In general, banks throughout Southern California performed better than the national average last year, with sharp improvements in loan quality and returns on assets, according to data released last month by the Federal Reserve Bank in San Francisco.
The Fed data showed that Southern California banks averaged a 0.93 percent return on assets during 2013, compared to an average of 0.88 percent throughout the entire state and 0.87 percent in the nation. In San Diego County, the returns at some financial institutions were much stronger, including Home Bank of California at 2.32 percent; San Diego County Credit Union, 1.41 percent; California Bank & Trust, 1.28; California Coast Credit Union, 1.21; North Island Credit Union, 1.11; Cabrillo Credit Union, 1.06; and the University and State Employees Credit Union, 1.05.
In recent remarks, Teresa Halleck, CEO of San Diego County Credit Union, which had a 1.41 percent return on investment, attributed its performance to the "high-quality” lending activities and "prudent portfolio management,” as well as efficiencies that Chief Financial Officer Ashlee Micale has developed for introducing new products and services. Earlier this month, Micale was named as nonprofit CFO of the year by The San Diego Business Journal.
But throughout the county, the improving performance in the financial sector also reflects the growing number of borrowers who are paying down their loans.
At locally based financial institutions, the amount of "non-performing assets" – such as loans with payments that were more than 30 days overdue – slid by 24 percent last year, dropping from $332 million in 2012 to $252 million in 2013.

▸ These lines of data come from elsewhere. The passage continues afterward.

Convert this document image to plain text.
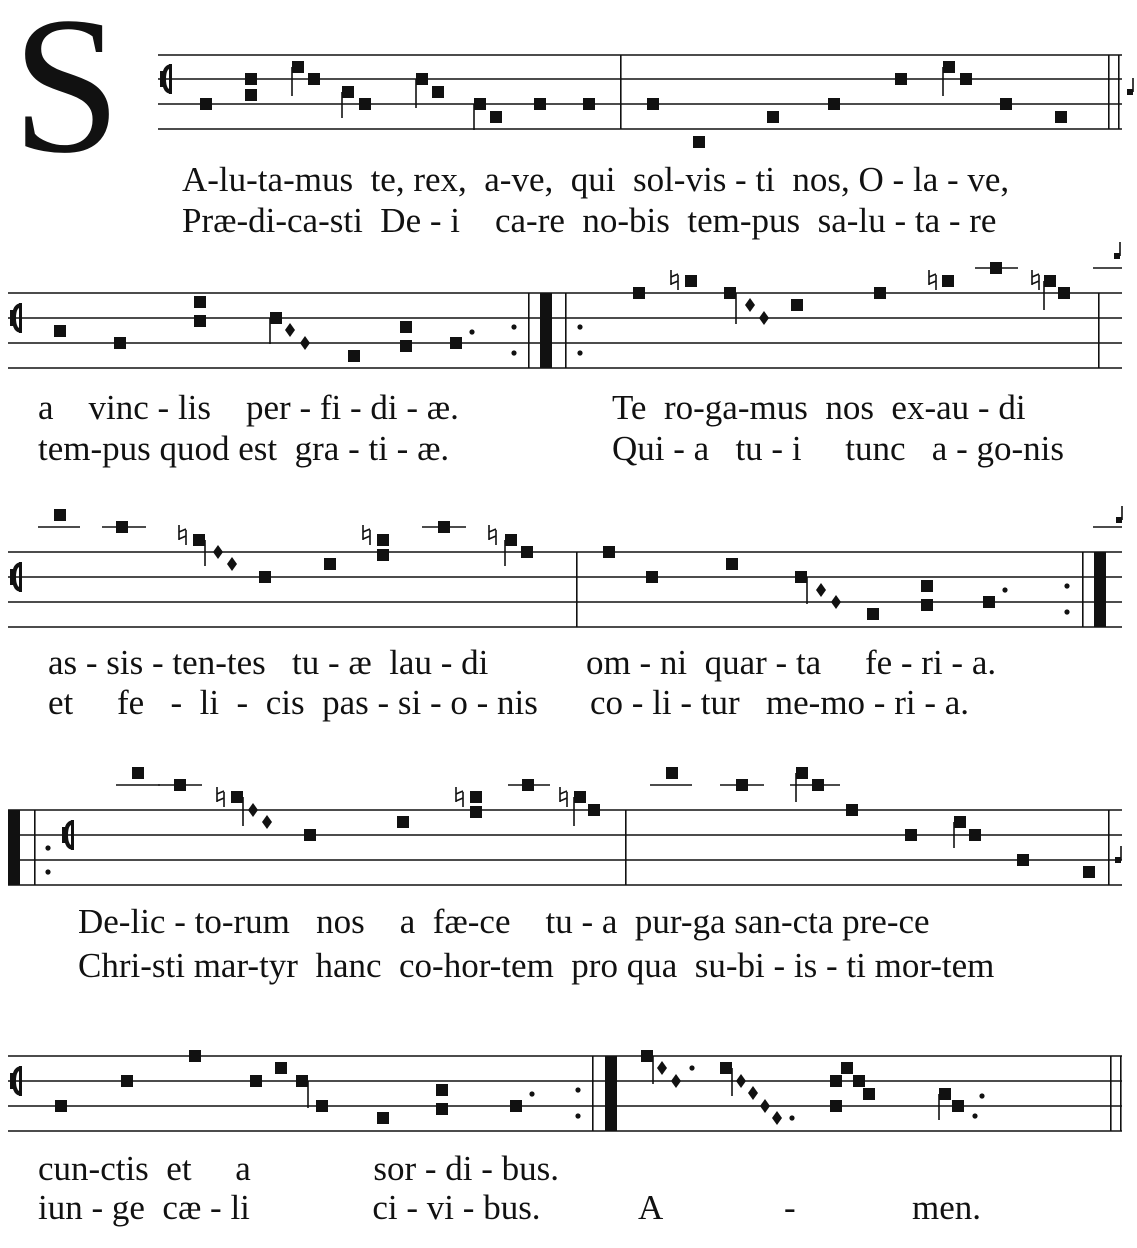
S A-lu-ta-mus  te, rex,  a-ve,  qui  sol-vis - ti  nos, O - la - ve,
Præ-di-ca-sti  De - i    ca-re  no-bis  tem-pus  sa-lu - ta - re
a    vinc - lis    per - fi - di - æ.
tem-pus quod est  gra - ti - æ.
Te  ro-ga-mus  nos  ex-au - di
Qui - a   tu - i     tunc   a - go-nis
as - sis - ten-tes   tu - æ  lau - di
et     fe   -  li  -  cis  pas - si - o - nis
om - ni  quar - ta     fe - ri - a.
co - li - tur   me-mo - ri - a.
De-lic - to-rum   nos    a  fæ-ce    tu - a  pur-ga san-cta pre-ce
Chri-sti mar-tyr  hanc  co-hor-tem  pro qua  su-bi - is - ti mor-tem
cun-ctis  et     a              sor - di - bus.
iun - ge  cæ - li              ci - vi - bus.	A	-	men.
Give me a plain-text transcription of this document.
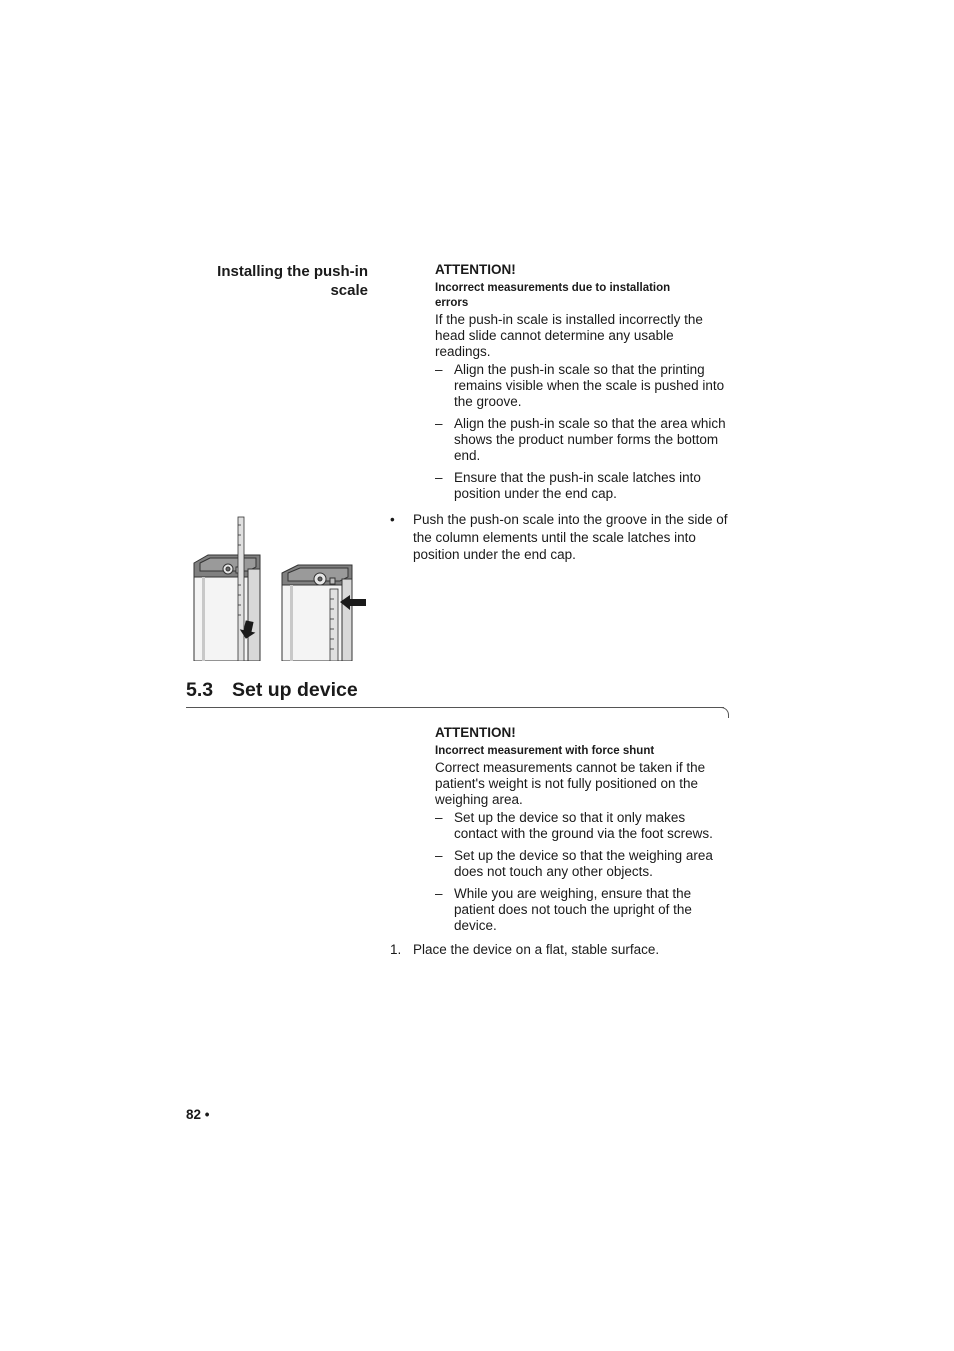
Installing the push-in
scale
ATTENTION!
Incorrect measurements due to installation
errors
If the push-in scale is installed incorrectly the head slide cannot determine any usable readings.
– Align the push-in scale so that the printing remains visible when the scale is pushed into the groove.
– Align the push-in scale so that the area which shows the product number forms the bottom end.
– Ensure that the push-in scale latches into position under the end cap.
• Push the push-on scale into the groove in the side of the column elements until the scale latches into position under the end cap.
5.3 Set up device
ATTENTION!
Incorrect measurement with force shunt
Correct measurements cannot be taken if the patient's weight is not fully positioned on the weighing area.
– Set up the device so that it only makes contact with the ground via the foot screws.
– Set up the device so that the weighing area does not touch any other objects.
– While you are weighing, ensure that the patient does not touch the upright of the device.
1. Place the device on a flat, stable surface.
82 •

Statewide, only 0.2 percent of loans last year were overdue by more than 30 days, compared to 0.8 percent throughout the nation. At such institutions as Rancho Santa Fe Bank & Trust in San Marcos, Escondido Federal Credit Union, La Mesa’s LMCC Employees Federal Credit Union and the San Diego Firefighters Credit Union, the rate was 0.1 percent or less.
Bauer Financial, a financial analysis firm based in Florida, gives high scores to nearly all San Diego financial institutions, based mainly on their capital ratios.
In its most recent round of rankings, Bauer listed all but four local institutions as “recommended,” including 19 local institutions with five-star “superior” ratings and 12 rated as “excellent.”
Point Loma Credit Union, which last year had one of the county’s lowest returns on assets at 0.17 percent, got a three-star “adequate” rating. Neighborhood National Bank received a one-star “troubled” rating, but that is tied to its status as one of 85 federally designated “community development financial institutions” aimed at providing loans to low-income neighborhoods that lack access to other sources.
Because of the bank’s federal designation, it is not subject to the same capital rules that other banks are. Two other institutions were not rated: Oceanside’s Faith Based Federal Credit Union, which is too small for Bauer to rate, with just $1.1 million in assets, and Rancho Santa Fe Bank & Trust, a loan specialist that Bauer does not cover because it does not take deposits.
Bauer says that on average, California’s financial institutions have improved sharply throughout the past year.
In its latest report, it lists 67 percent of banks and 79 percent of credit unions throughout the state as "recommended," with only 9 percent of banks and 4 percent of credit unions – mostly in the financially struggling Central Valley – as being "troubled” or “problematic."
In comparison, Bauer recommends only 45 percent of the banks in neighboring Arizona, with nearly 17 percent ranked as troubled or problematic, although its credit unions are rated slightly higher than California's.
Largely because of the Central Valley's economic problems, California still lags the national average for banking health. Throughout the nation, 73 percent of banks and 76 percent of credit unions are rated as “superior” or “excellent,” with 9 percent of banks and 3 percent of credit unions at the lower end. The best-ranked states are Alaska, North Dakota, New Hampshire and Vermont, where from 83 to 98 percent of institutions earn the top scores and zero are troubled or problematic.